I first tried to meditate not because of a genuine interest in Eastern spirituality or the free yoga class that left me feeling unmindful and non-flexible.
My first attempt at meditation was out of utter desperation.
I was quite sure that if I didn’t calm my mind, find some type of peace, and stop freaking out, I’d never sleep again. I might just go pop! like a can of Pillsbury biscuits—press at the seam until it pops, and out comes all the goo.
I asked for a divorce at a table for two in the Cracker Barrel.
I hadn’t planned it that way. In fact, my husband and I had taken a weekend mini-vacation, something we rarely did, hoping to get away from our busy lives and focus on our relationship. Rekindling was the idea.
And it had worked for the first 48 hours. We attended a literary conference, my idea. We sampled a variety of shot glasses on a bourbon tour, his idea. We listened to live music at a local brewery, our idea. We were best friends and being away together had always been easy. It was the being together at home part that was tough.

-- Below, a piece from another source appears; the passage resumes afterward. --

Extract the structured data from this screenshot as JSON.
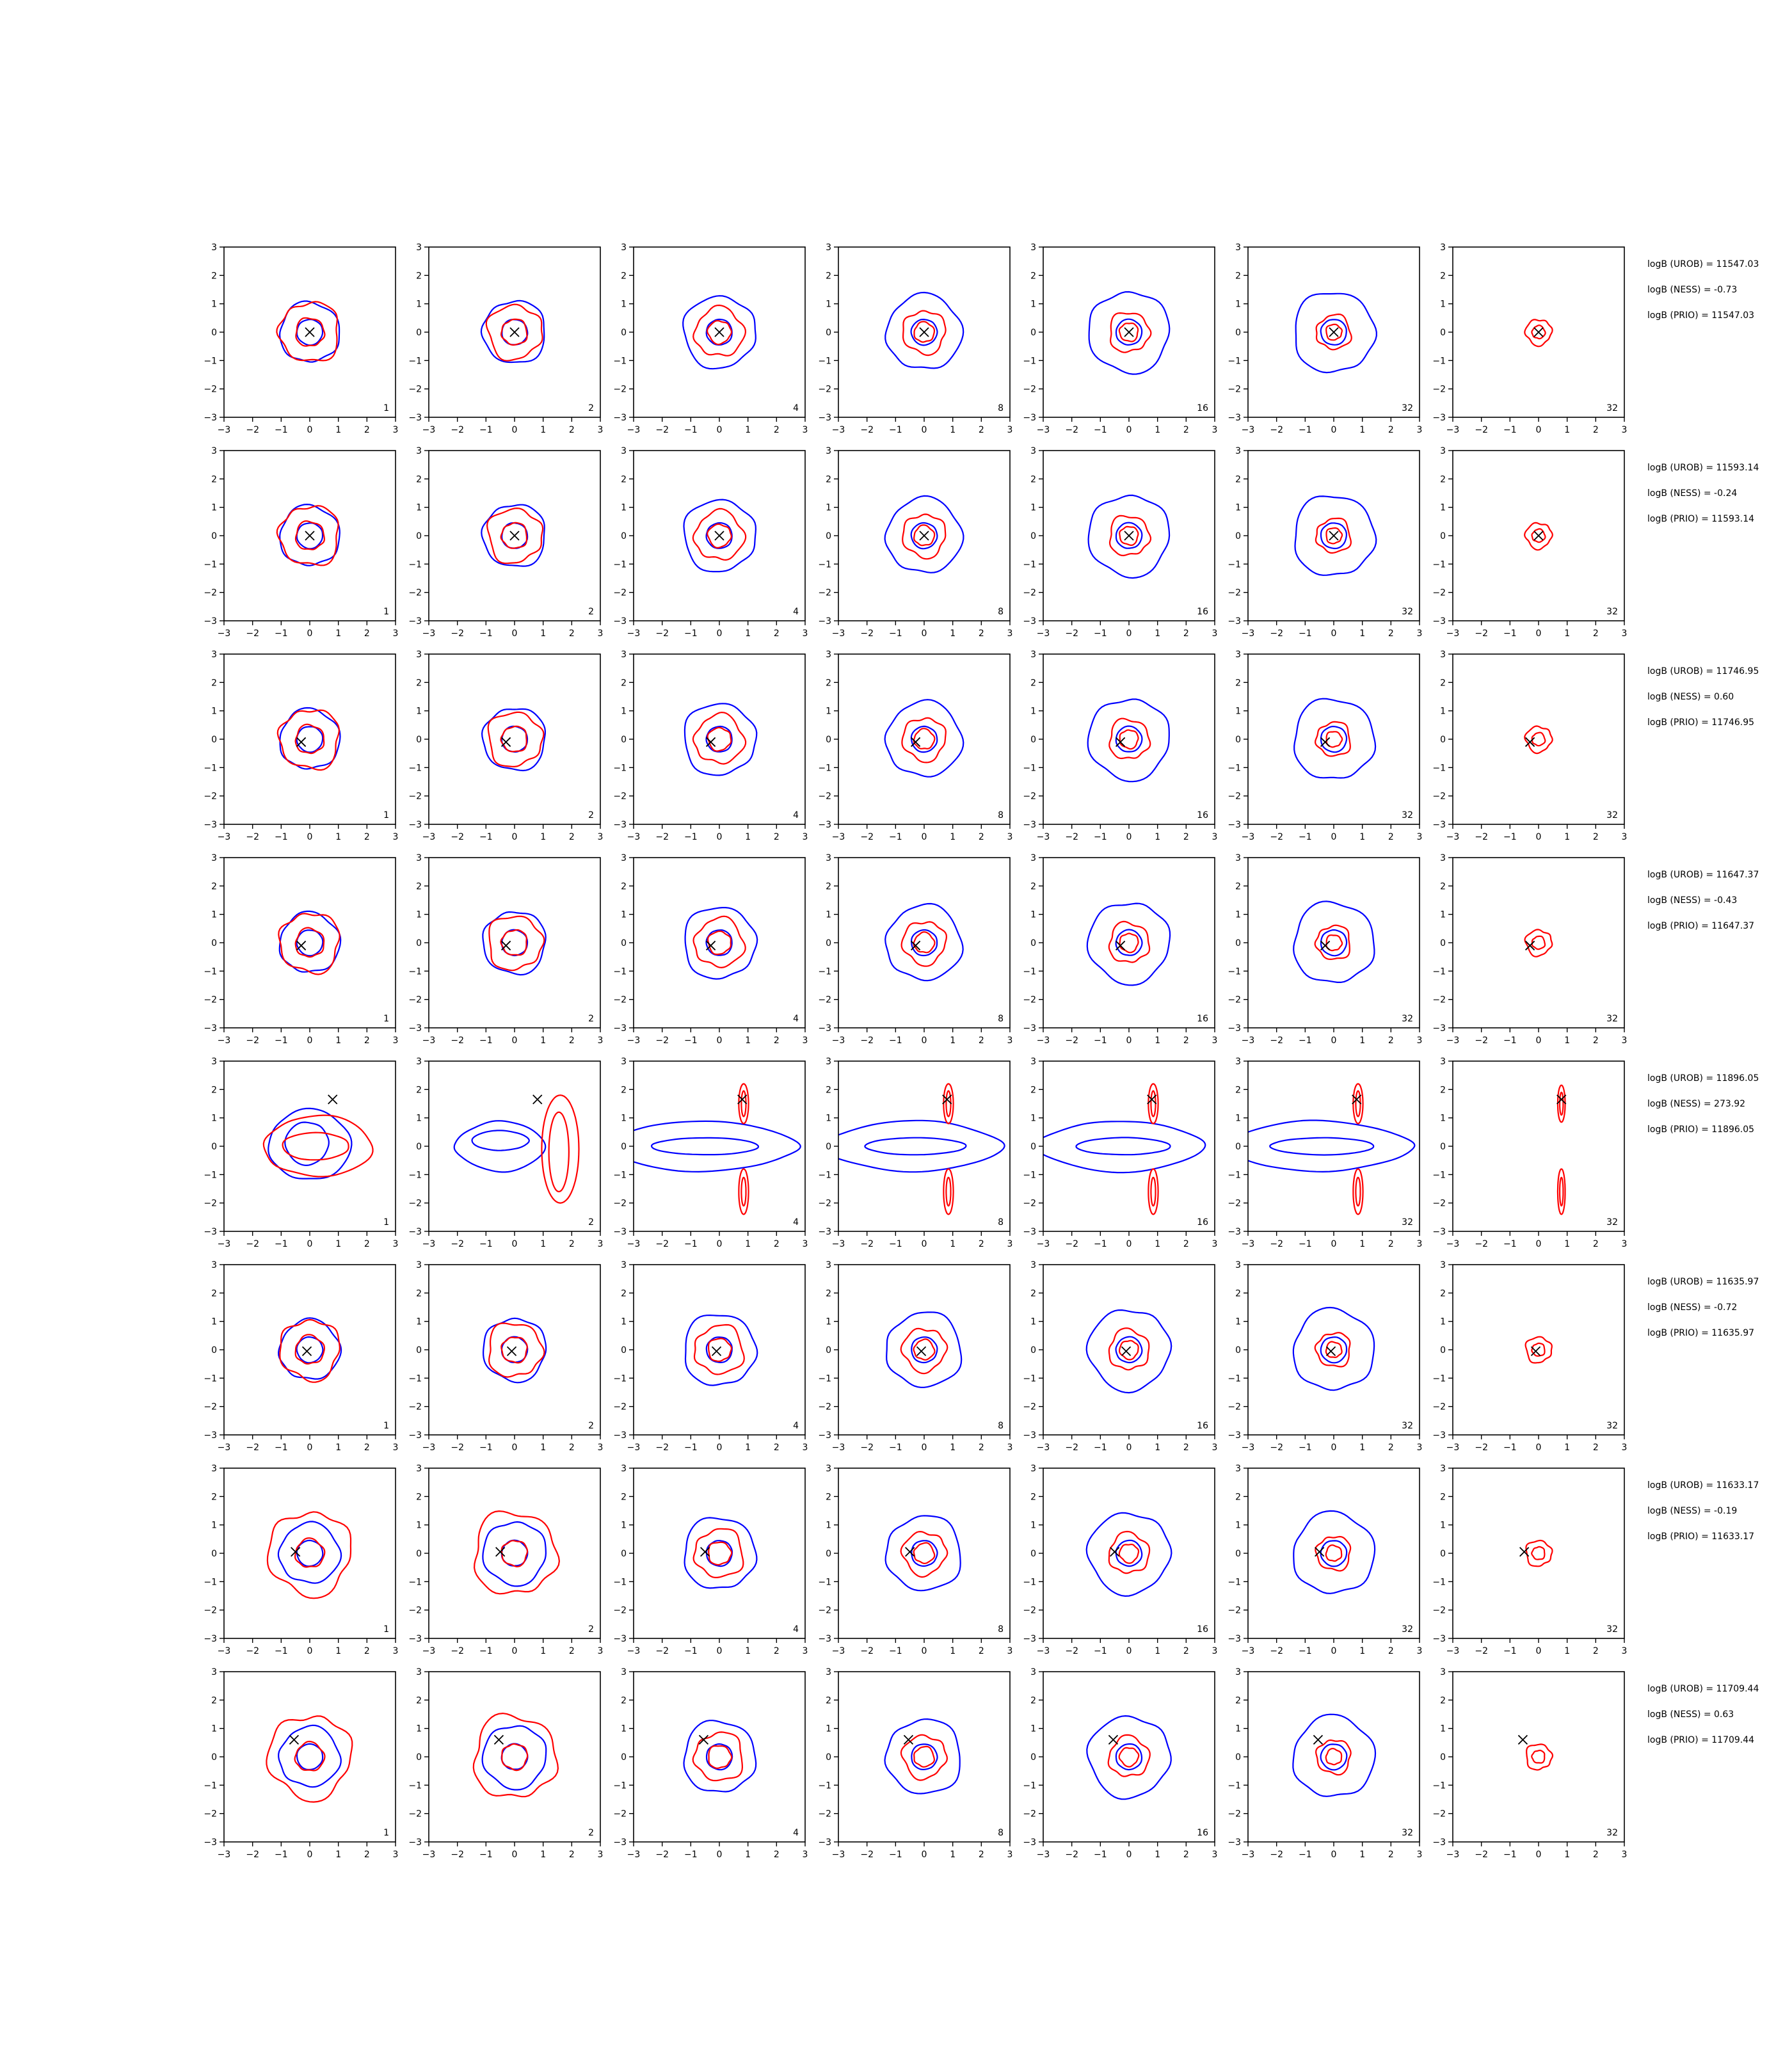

The third night, we decided to meet a few of his friends for dinner. At dinner, the conversation took a series of turns I wasn’t comfortable with, and I felt myself grow silent. This alone though, merely being morally uncomfortable at dinner, wasn’t what did the marriage in for me. Instead, his nodding along and his laughter pulled at me, nudged at me. The conversation—one that planted seeds of disgust and had me scanning for the exit sign—put him at complete ease. In fact, he seemed more himself than he had been in weeks.
I heard my therapist’s voice, “Mercedez, what you’re describing are core values, not opinions and commonalities. Sure, a marriage can work when people have different opinions. Not having everything in common is actually a strength of a union. But, core values—those are different. You have to be on the same page there. Values don’t just change overnight.”
I pretended to fall asleep on the ride home. In the morning, we packed the car and got on the freeway. Twenty minutes into the drive, I spotted a sign for Cracker Barrel.
“What do you want?” he’d asked, menu in hand.
So, when I picked up my first book on meditation, when I downloaded the first app, and when I attended my first yoga class, I was merely trying to survive.
I suppose that’s how a lot of us start. Nobody tells us to make meditation a daily habit, like showering or applying deodorant. We don’t suddenly become intrigued by the idea of sitting quietly and trying our best not to think.
We turn to meditation because we desperately need it. We need the quiet. We need the calm. We need the breath. We need to feel as if we can take the next step forward without crumbling, yeast pouring out of our fragile seams with a startling pop!
I didn’t know I needed those things so much as I knew what I didn’t need: I didn’t need sleepless nights and migraines that kept me cowering under a pillow until late afternoon. I knew something was wrong long before I knew what it was or how to make it better.
In my first meditation book, I read about an exercise for approaching your thoughts objectively, for being able to watch them come and go as a bystander.
The book said to imagine you are sitting across from yourself, and that self spouts out every thought you have—it just goes on and on, verbalizing everything that crosses your mind. A person who vocalizes every single thought you have? What would you think of that person sitting across from you, rambling incessantly?
I knew right away that I’d run from that person—a shoes to pavement, hauling ass kind of run.
To navigate a divorce, I began setting a five-minute timer first thing in the morning. Sitting on my bathroom floor, I focused on my breath and casually dismissed my thoughts: “That was a thought, back to my breath.”
This isn’t a story about perfect meditation. My timer is only at 10 minutes a year later. It’s still hard, like really hard. I’ve since bought six more books and watched countless YouTube videos. And guess what? I’m still pretty lousy at it.
No. This is a story about survival and realizing that my own mind would kill me if I let it. It’s about setting that timer every morning, even if I have no idea why I thought meditation could possibly help. It’s about slowing it down and making it simple, not holding myself to any rules. It’s about realizing those thoughts don’t define me, and I can take back control, just by being still.